Almost all television portrayals of women giving birth show a woman flat on her back with her legs in stirrups. She’s surrounded by several nurses and perhaps her partner, all counting loudly “1, 2, 3 … 10″ as a way of instructing her how to push. They warn her to “pant, pant” when she shouldn’t be pushing.
This intervention into the 2nd stage of labor is generally unnecessary – when you are fully dilated after a natural labor, your body will begin to push on its own. The urge will be undeniable. Pushing contractions are generally spaced out more than dilation contractions. You get a nice rest in between each one.
Many care providers try to rush this stage along by shouting at a woman to push forcefully and continuously. They give episiotomies to encourage the baby to come faster and in come cases resort to assisted delivery with forceps or vacuum extraction.
They may also use these invasive procedures when a woman cannot effectively push – usually because she is flat on her back and strapped into stirrups. There are far more effective positions to give birth in – kneeling, on all fours, leaning forward on a bed or in water.

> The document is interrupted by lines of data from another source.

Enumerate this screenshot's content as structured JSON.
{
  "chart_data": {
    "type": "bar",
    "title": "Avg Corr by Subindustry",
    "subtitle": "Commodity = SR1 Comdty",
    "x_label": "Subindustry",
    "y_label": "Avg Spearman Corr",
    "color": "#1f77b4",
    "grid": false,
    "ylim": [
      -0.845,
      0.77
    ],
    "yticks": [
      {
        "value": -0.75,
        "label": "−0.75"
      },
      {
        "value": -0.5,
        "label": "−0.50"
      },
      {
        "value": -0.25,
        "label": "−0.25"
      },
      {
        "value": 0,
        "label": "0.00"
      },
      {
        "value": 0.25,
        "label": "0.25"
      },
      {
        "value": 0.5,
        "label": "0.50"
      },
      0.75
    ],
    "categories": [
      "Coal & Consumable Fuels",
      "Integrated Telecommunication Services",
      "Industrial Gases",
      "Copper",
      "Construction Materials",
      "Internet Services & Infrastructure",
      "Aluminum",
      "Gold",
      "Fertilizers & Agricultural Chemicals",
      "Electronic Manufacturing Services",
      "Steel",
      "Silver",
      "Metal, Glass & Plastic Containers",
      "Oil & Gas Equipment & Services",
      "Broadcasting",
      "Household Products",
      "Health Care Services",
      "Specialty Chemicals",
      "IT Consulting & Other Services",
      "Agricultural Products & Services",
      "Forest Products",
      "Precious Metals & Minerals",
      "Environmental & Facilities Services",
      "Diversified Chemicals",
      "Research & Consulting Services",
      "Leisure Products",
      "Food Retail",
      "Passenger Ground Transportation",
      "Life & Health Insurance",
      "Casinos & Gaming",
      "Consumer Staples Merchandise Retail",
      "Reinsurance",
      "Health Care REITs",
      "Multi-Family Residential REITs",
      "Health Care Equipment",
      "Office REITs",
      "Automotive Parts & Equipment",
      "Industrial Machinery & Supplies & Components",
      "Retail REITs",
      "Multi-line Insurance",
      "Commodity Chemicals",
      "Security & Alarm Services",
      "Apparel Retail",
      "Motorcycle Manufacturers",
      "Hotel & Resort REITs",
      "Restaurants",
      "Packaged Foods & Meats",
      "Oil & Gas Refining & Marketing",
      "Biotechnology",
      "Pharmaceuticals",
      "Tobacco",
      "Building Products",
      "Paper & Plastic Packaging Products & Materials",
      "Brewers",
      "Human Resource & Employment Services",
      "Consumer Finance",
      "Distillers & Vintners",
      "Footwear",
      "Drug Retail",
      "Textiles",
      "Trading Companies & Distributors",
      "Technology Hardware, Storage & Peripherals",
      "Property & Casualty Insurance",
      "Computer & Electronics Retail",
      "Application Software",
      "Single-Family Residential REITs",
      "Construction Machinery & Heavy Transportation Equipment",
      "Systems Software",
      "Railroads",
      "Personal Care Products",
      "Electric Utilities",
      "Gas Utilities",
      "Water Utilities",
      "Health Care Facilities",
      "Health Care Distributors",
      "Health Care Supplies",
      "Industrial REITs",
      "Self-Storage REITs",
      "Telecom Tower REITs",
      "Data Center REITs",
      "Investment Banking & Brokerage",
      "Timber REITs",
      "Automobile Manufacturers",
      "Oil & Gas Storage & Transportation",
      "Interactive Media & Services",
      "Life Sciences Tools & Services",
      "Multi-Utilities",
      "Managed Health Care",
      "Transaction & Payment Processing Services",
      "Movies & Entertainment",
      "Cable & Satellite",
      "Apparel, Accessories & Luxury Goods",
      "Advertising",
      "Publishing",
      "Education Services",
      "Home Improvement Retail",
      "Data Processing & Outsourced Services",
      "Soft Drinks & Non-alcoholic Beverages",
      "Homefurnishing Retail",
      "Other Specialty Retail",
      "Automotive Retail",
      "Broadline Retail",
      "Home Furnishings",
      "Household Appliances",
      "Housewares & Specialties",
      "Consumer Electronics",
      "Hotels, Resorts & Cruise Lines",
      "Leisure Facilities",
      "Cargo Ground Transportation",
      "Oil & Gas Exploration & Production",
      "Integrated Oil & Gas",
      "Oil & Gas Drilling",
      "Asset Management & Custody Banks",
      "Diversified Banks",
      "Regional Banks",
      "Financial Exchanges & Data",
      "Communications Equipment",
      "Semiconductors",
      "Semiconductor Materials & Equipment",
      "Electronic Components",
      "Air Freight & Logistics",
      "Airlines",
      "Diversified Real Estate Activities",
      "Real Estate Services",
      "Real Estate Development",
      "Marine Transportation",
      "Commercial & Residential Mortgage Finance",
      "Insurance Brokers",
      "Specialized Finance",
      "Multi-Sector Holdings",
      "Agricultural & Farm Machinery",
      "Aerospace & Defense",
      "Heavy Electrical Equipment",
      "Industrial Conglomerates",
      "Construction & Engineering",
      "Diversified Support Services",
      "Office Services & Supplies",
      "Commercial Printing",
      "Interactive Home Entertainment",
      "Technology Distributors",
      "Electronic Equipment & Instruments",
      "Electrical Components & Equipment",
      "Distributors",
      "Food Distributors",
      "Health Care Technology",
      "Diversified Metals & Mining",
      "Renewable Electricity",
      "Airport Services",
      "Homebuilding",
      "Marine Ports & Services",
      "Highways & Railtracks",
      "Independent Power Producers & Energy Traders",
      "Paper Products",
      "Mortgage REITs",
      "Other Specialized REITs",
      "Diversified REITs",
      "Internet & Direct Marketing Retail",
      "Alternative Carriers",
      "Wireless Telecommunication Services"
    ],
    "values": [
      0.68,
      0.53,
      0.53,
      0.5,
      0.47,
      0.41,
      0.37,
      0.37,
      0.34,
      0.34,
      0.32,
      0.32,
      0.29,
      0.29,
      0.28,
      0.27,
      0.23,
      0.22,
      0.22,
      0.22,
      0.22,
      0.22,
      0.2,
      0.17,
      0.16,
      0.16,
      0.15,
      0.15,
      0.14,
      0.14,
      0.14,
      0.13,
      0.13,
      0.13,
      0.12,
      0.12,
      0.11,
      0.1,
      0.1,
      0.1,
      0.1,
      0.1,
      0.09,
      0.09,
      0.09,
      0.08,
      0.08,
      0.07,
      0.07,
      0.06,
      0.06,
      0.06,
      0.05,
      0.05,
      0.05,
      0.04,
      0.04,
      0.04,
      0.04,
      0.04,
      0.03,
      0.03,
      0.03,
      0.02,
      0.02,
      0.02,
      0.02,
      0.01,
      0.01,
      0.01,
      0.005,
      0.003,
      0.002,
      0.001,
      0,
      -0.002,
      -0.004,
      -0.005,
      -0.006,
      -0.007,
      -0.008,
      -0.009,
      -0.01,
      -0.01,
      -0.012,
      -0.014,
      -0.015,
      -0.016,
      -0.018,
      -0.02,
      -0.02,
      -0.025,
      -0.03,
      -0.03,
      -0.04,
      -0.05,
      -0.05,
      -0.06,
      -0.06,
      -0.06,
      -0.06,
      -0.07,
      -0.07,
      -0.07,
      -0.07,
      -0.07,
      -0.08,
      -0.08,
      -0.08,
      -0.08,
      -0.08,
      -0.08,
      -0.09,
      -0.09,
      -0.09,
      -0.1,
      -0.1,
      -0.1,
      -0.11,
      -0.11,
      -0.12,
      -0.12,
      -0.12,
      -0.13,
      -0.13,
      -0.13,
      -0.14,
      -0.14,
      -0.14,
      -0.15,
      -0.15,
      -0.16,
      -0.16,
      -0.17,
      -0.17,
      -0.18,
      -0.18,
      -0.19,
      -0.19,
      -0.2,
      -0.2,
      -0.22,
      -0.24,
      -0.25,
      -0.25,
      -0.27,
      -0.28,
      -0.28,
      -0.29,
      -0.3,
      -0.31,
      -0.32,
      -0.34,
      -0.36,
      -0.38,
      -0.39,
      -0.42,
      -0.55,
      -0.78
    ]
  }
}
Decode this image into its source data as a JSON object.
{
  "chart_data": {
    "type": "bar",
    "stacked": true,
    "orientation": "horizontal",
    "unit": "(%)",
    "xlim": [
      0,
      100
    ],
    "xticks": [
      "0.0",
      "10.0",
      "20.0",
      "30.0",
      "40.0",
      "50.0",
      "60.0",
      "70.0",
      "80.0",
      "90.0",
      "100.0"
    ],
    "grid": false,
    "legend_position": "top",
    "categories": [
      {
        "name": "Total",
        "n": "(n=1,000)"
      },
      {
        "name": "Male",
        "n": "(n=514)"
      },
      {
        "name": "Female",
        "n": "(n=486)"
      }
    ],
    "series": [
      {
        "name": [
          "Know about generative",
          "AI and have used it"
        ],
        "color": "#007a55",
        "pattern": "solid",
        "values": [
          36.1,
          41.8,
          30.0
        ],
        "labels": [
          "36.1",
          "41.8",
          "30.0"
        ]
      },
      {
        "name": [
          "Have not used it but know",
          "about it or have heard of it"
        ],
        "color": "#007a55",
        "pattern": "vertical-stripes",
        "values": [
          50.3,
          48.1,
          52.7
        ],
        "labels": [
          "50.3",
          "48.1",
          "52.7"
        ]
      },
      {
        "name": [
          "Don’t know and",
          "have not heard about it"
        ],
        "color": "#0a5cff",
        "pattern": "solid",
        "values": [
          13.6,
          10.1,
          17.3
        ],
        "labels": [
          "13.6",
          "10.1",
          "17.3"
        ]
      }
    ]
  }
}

Active 3rd Stage Management
The third stage is the final stage of birth. Your baby has already been born and is in your arms. Now you must deliver your baby’s placenta.
Most of the time the placenta will come within an hour or so after birth, and all on its own. The birthing of the placenta is much easier than the baby – it has no bones and pretty much just slides out.
Some caregivers try to “actively” manage this stage of birth by giving the mother an artificial hormone injection in her leg and then pulling on the cord and pushing on the woman’s abdomen. Their reasoning behind this is to prevent bleeding and to allow the uterus to contract so that the placenta will release. You can aid this on your own by allowing your baby to suckle at the breast, which will allow your body to release the hormone necessary to contract the uterus. Allowing the placenta to detach from the uterus on its own will also prevent any bits of the placenta left behind in the uterus, which can cause excess bleeding.
A perceptive midwife or doctor can watch the cord and notice signs that the placenta has detached. Often if the mother moves into a supported squat the placenta will easily be born.
Pulling on the cord and rushing the mother along can lead to complications and it can also rob the mother and child of their first few moments together.
Weigh Up your Care Carefully
All interventions can and usually will change the course of your labor. One intervention tends to lead to another, and another, and another, until your birth morphs into something completely different than what you were hoping for.
Be sure to find out what interventions may be routine with your care provider and your place of birth. You may be able to negotiate, or you may realize that you need to seek another doctor or midwife.